The ICC for intra-observer reproducibility was 0.984 (95% confidence interval [CI], 0.950–0.994) for entropy; 0.708 (95% CI, 0.280–0.883) for skewness; and 0.370 (95% CI, − 0.541–0.747) for kurtosis. The ICC for inter-observer reproducibility was 0.984 (95% CI, 0.928–0.995) for entropy; 0.810 (95% CI, 0.513–0.925) for skewness; and 0.189 (95% CI, −0.898–0.669) for kurtosis.

Discussion

The results of our study suggest that there was a significant difference in entropy according to age in infants. There was a positive relationship between PMA and entropy and a negative relationship between PMA and skewness. The diagnostic accuracy of SWI skewness was significant for differentiating ischemic injured patients. Thus, we believe that the skewness value from SWI can be used to differentiate infants with ischemic injury. Assessing the texture features of DMVs might be of clinical benefit, as they are relevant and quantifiable parameters of ischemic injuries. In addition, the texture features of the DMV could potentially reflect developmental changes. As the convergence pattern of DMVs is related to crossing nerve fiber tracts [21, 22], the texture features of DMVs might reveal an aspect of WM maturation.

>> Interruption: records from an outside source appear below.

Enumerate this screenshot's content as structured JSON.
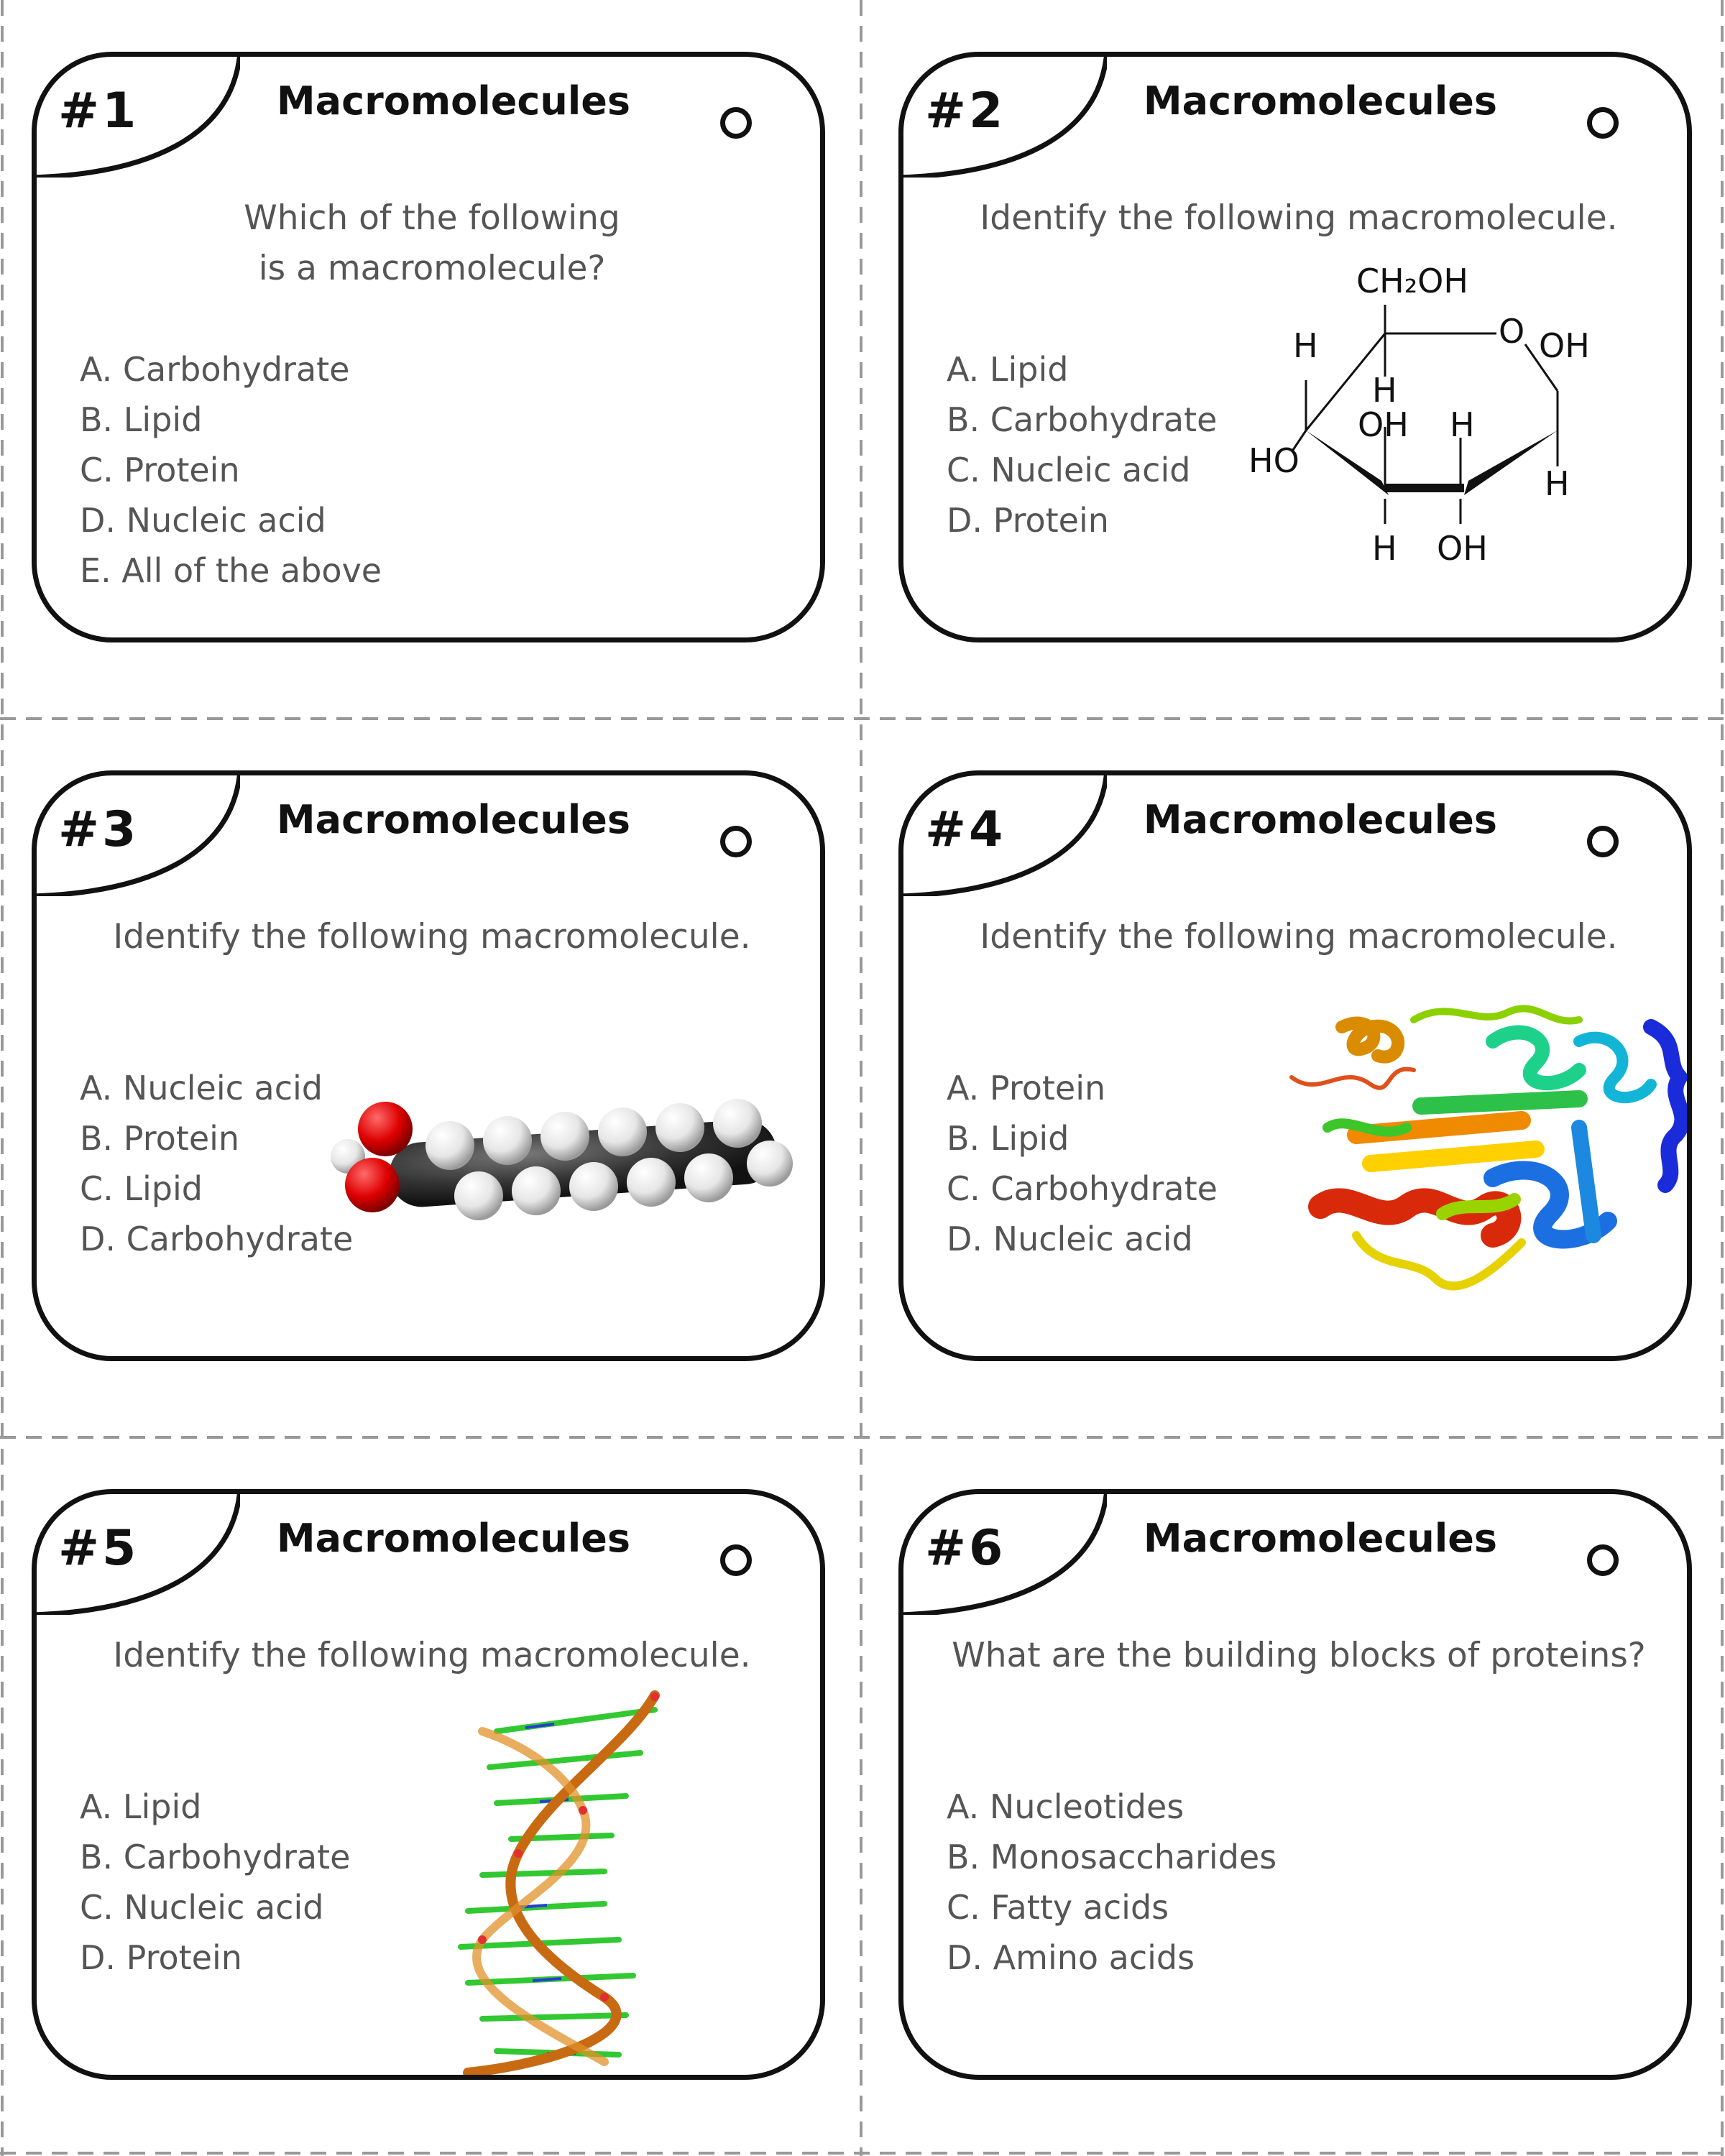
{
  "cards": [
    {
      "number": "#1",
      "title": "Macromolecules",
      "question_lines": [
        "Which of the following",
        "is a macromolecule?"
      ],
      "answers": [
        "A. Carbohydrate",
        "B. Lipid",
        "C. Protein",
        "D. Nucleic acid",
        "E. All of the above"
      ]
    },
    {
      "number": "#2",
      "title": "Macromolecules",
      "question_lines": [
        "Identify the following macromolecule."
      ],
      "answers": [
        "A. Lipid",
        "B. Carbohydrate",
        "C. Nucleic acid",
        "D. Protein"
      ],
      "figure_labels": {
        "ch2oh": "CH₂OH",
        "o": "O",
        "oh_right": "OH",
        "h_top_left": "H",
        "h_inner": "H",
        "oh_inner": "OH",
        "h_inner_right": "H",
        "ho": "HO",
        "h_right": "H",
        "h_bottom": "H",
        "oh_bottom": "OH"
      }
    },
    {
      "number": "#3",
      "title": "Macromolecules",
      "question_lines": [
        "Identify the following macromolecule."
      ],
      "answers": [
        "A. Nucleic acid",
        "B. Protein",
        "C. Lipid",
        "D. Carbohydrate"
      ]
    },
    {
      "number": "#4",
      "title": "Macromolecules",
      "question_lines": [
        "Identify the following macromolecule."
      ],
      "answers": [
        "A. Protein",
        "B. Lipid",
        "C. Carbohydrate",
        "D. Nucleic acid"
      ]
    },
    {
      "number": "#5",
      "title": "Macromolecules",
      "question_lines": [
        "Identify the following macromolecule."
      ],
      "answers": [
        "A. Lipid",
        "B. Carbohydrate",
        "C. Nucleic acid",
        "D. Protein"
      ]
    },
    {
      "number": "#6",
      "title": "Macromolecules",
      "question_lines": [
        "What are the building blocks of proteins?"
      ],
      "answers": [
        "A. Nucleotides",
        "B. Monosaccharides",
        "C. Fatty acids",
        "D. Amino acids"
      ]
    }
  ],
  "colors": {
    "border": "#111111",
    "text": "#555555",
    "cut_line": "#999999"
  }
}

In the cerebral venous system, the DMVs drain blood from the WM to the subependymal veins and has a typical fan pattern [23, 24]. This pattern is due to the anatomical distribution of the veins, which connects the subcortical WM to the ventricular surface. In infants, venous congestion occurs easily due to converging zones of veins. The linear WM lesions in preterm and full-term infants correlate with the distribution of DMVs [7, 25]. Thus, preterm and full-term infant encephalopathy is interpreted as a congestion or thrombosis of DMV.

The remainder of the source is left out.